Testing Lipschitz property over hyper-cube domain under non-uniform distribution and its applications to privacy, 2012: We design algorithms to test privacy guarantees of a given algorithm A when run on a dataset x containing potentially sensitive information about the individuals. More formally, we design a computationally efficient algorithm T_priv that verifies whether A satisfies differential privacy on typical datasets (DPTD) guarantee in time sublinear in the size of the domain of the datasets. DPTD, a similar notion to generalized differential privacy first proposed by [Bhaskar et al., 2013], is a distributional relaxation of the popular notion of differential privacy.

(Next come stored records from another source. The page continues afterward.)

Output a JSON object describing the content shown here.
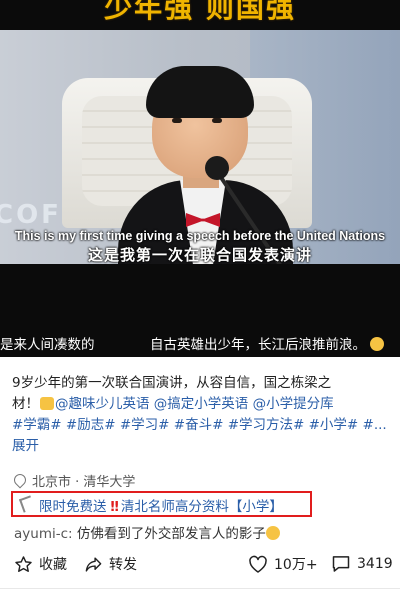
{
  "video": {
    "title_text": "少年强 则国强",
    "subtitle_en": "This is my first time giving a speech before the United Nations",
    "subtitle_cn": "这是我第一次在联合国发表演讲",
    "scroll_left": "是来人间凑数的",
    "scroll_right": "自古英雄出少年，长江后浪推前浪。",
    "background_text": "COF"
  },
  "post": {
    "line1": "9岁少年的第一次联合国演讲，从容自信，国之栋梁之",
    "line2_prefix": "材！",
    "tags_line2": [
      "@趣味少儿英语",
      "@搞定小学英语",
      "@小学提分库"
    ],
    "tags_line3": [
      "#学霸#",
      "#励志#",
      "#学习#",
      "#奋斗#",
      "#学习方法#",
      "#小学#",
      "#..."
    ],
    "expand": "展开",
    "location": "北京市 · 清华大学"
  },
  "promo": {
    "left_text": "限时免费送",
    "right_text": "清北名师高分资料【小学】"
  },
  "comment": {
    "user": "ayumi-c:",
    "text": "仿佛看到了外交部发言人的影子"
  },
  "actions": {
    "favorite": "收藏",
    "share": "转发",
    "likes": "10万+",
    "comments": "3419"
  },
  "colors": {
    "link_blue": "#2a5ea8",
    "promo_red": "#e11d1d",
    "title_gold": "#f0b400"
  }
}
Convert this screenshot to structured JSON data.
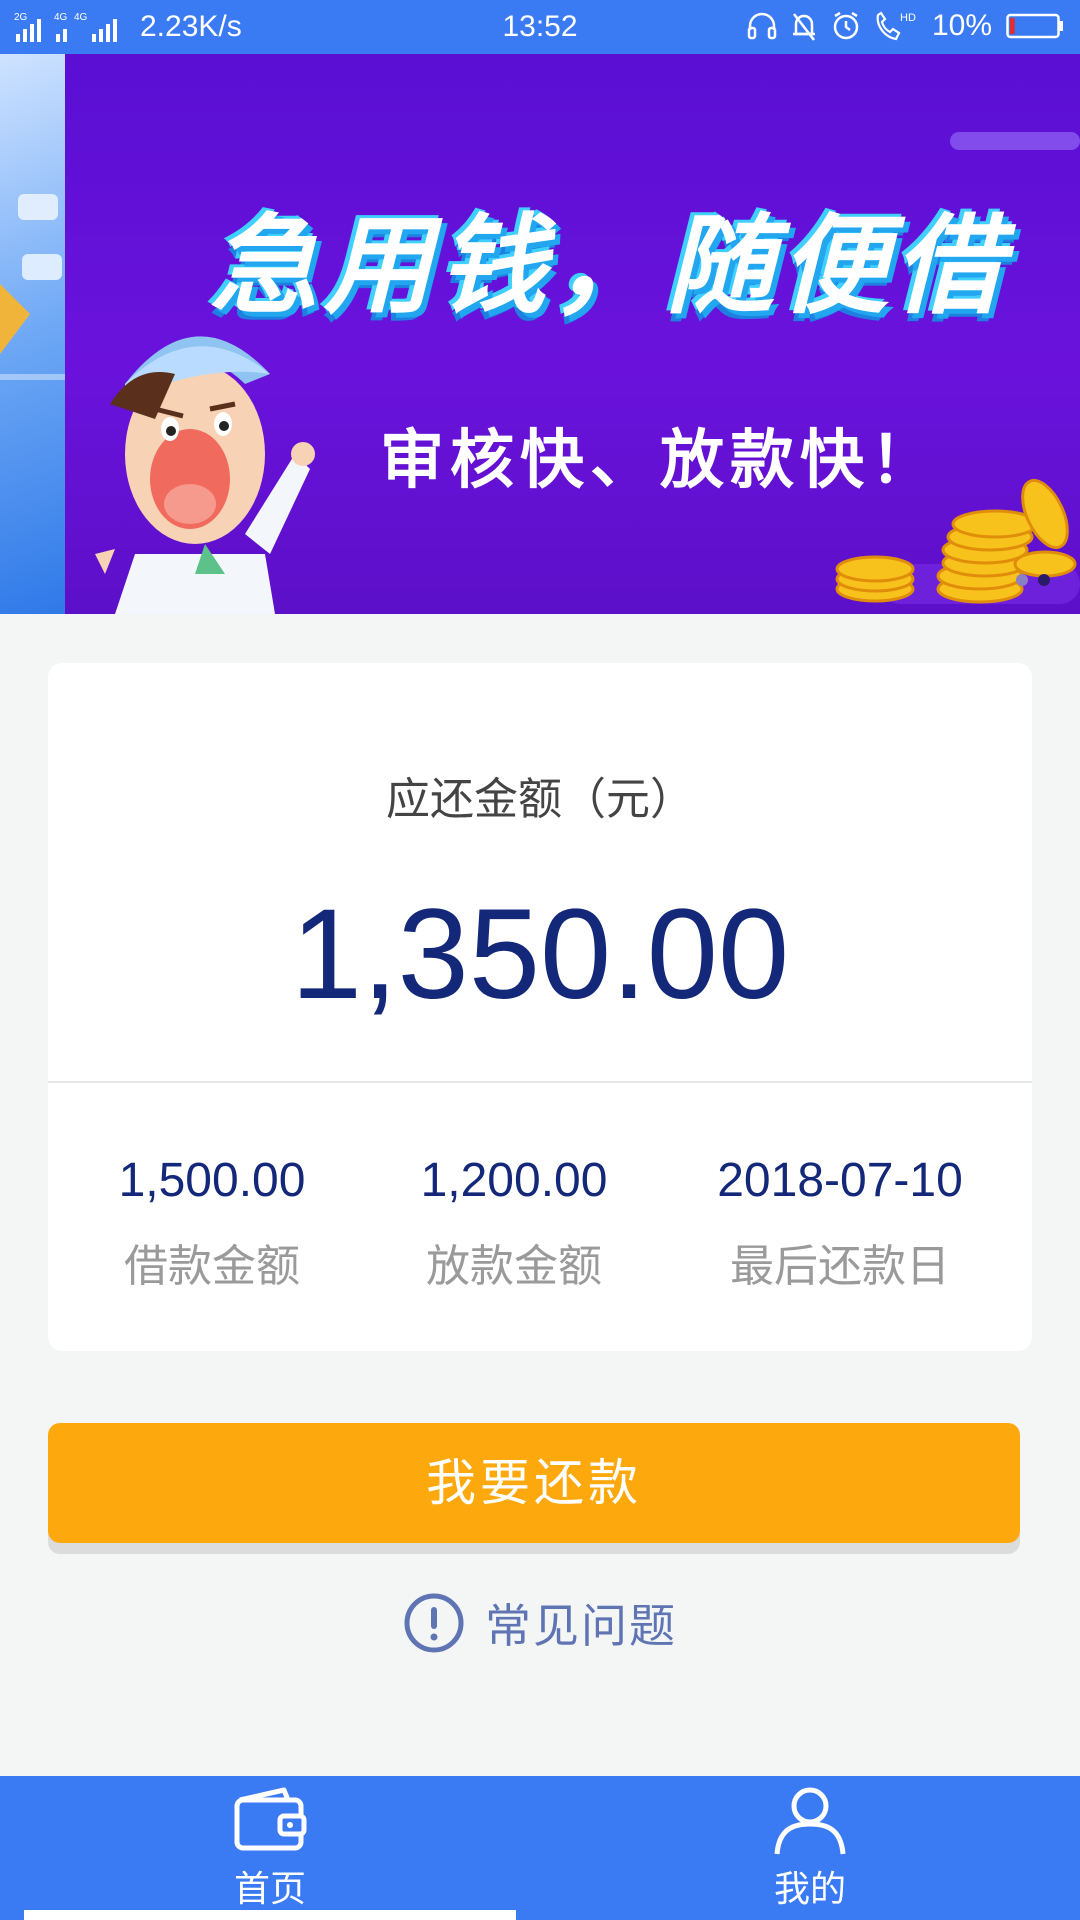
{
  "status_bar": {
    "signal_labels": [
      "2G",
      "4G",
      "4G"
    ],
    "speed": "2.23K/s",
    "time": "13:52",
    "icons": [
      "headphones-icon",
      "bell-muted-icon",
      "alarm-icon",
      "hd-call-icon",
      "battery-icon"
    ],
    "hd_label": "HD",
    "battery_percent": "10%",
    "battery_level": 0.1
  },
  "banner": {
    "headline": "急用钱，随便借",
    "subheadline": "审核快、放款快！",
    "page_count": 2,
    "active_page": 2,
    "colors": {
      "background": "#5a0fd3",
      "headline_outline": "#22a6ef",
      "coins": "#f7c21c"
    }
  },
  "repayment_card": {
    "amount_label": "应还金额（元）",
    "amount_due": "1,350.00",
    "stats": [
      {
        "value": "1,500.00",
        "label": "借款金额"
      },
      {
        "value": "1,200.00",
        "label": "放款金额"
      },
      {
        "value": "2018-07-10",
        "label": "最后还款日"
      }
    ]
  },
  "repay_button": {
    "label": "我要还款",
    "color": "#fda90d"
  },
  "faq": {
    "label": "常见问题",
    "icon": "exclamation-circle-icon"
  },
  "bottom_nav": {
    "items": [
      {
        "label": "首页",
        "icon": "wallet-icon",
        "active": true
      },
      {
        "label": "我的",
        "icon": "user-icon",
        "active": false
      }
    ],
    "color": "#3a7bf3"
  },
  "colors": {
    "accent_blue": "#3a7bf3",
    "amount_navy": "#14287a",
    "faq_text": "#5f74b3"
  }
}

To design algorithm T_priv, we show a formal connection between the testing of privacy guarantee for an algorithm and the testing of the Lipschitz property of a related function. More specifically, we show that an efficient algorithm for testing of Lipschitz property can be used as a subroutine in T_priv that tests if an algorithm satisfies differential privacy on typical datasets.

Apart from formalizing the connection between the testing of privacy guarantee and testing of the Lipschitz property, we generalize the work of [Jha and Raskhodnikova, 2011] to the setting of property testing under product distribution. More precisely, we design an efficient Lipschitz tester for the case where the domain points are drawn from hypercube according to some fixed but unknown product distribution instead of the uniform distribution.

It is a joint work with Kashyap Dixit [Pennsylvania State University] , Madhav Jha [Sandia National Laboratory] and Sofya Raskhodnikova [Pennsylvania State University].

Privacy and stability of online advertisement, 2012-present: The idea in this project is to come up with a systematic approach towards analyzing the stability of online advertisement systems like Bing Ads or Google Ads. More over, use the stability guarantees to design differentially private algorithms. One key ingredient in our approach is that often our private algorithms are oblivious to the exact workings of the underlying advertisement system, and they come as a ``wrapper'' over the underlying system.

. It is a joint work with Misha Bilenko [MSR Redmond], Cynthia Dwork [MSR Silicon Valley], Muthu Muthukrishnan [MSR India], Guy Rothblum [MSR Silicon Valley] and Helen Wang [MSR Redmond].

Differentially private sparse high-dimensional regression with optimal sample complexity, 2012-2013: We design differentially private algorithms for statistical model selection. Given a data set and a large, discrete collection of “models”, each of which is a family of probability distributions, the goal is to determine the model that best “ﬁts” the data. This is a basic problem in many areas of statistics and machine learning. We consider settings in which there is a well-deﬁned answer, in the following sense: Suppose that there is a nonprivate model selection procedure f which is the reference to which we compare our performance. Our differentially private algorithms output the correct value f(D) whenever f is stable on the input data set D. We work with two notions, perturbation stability and sub-sampling stability.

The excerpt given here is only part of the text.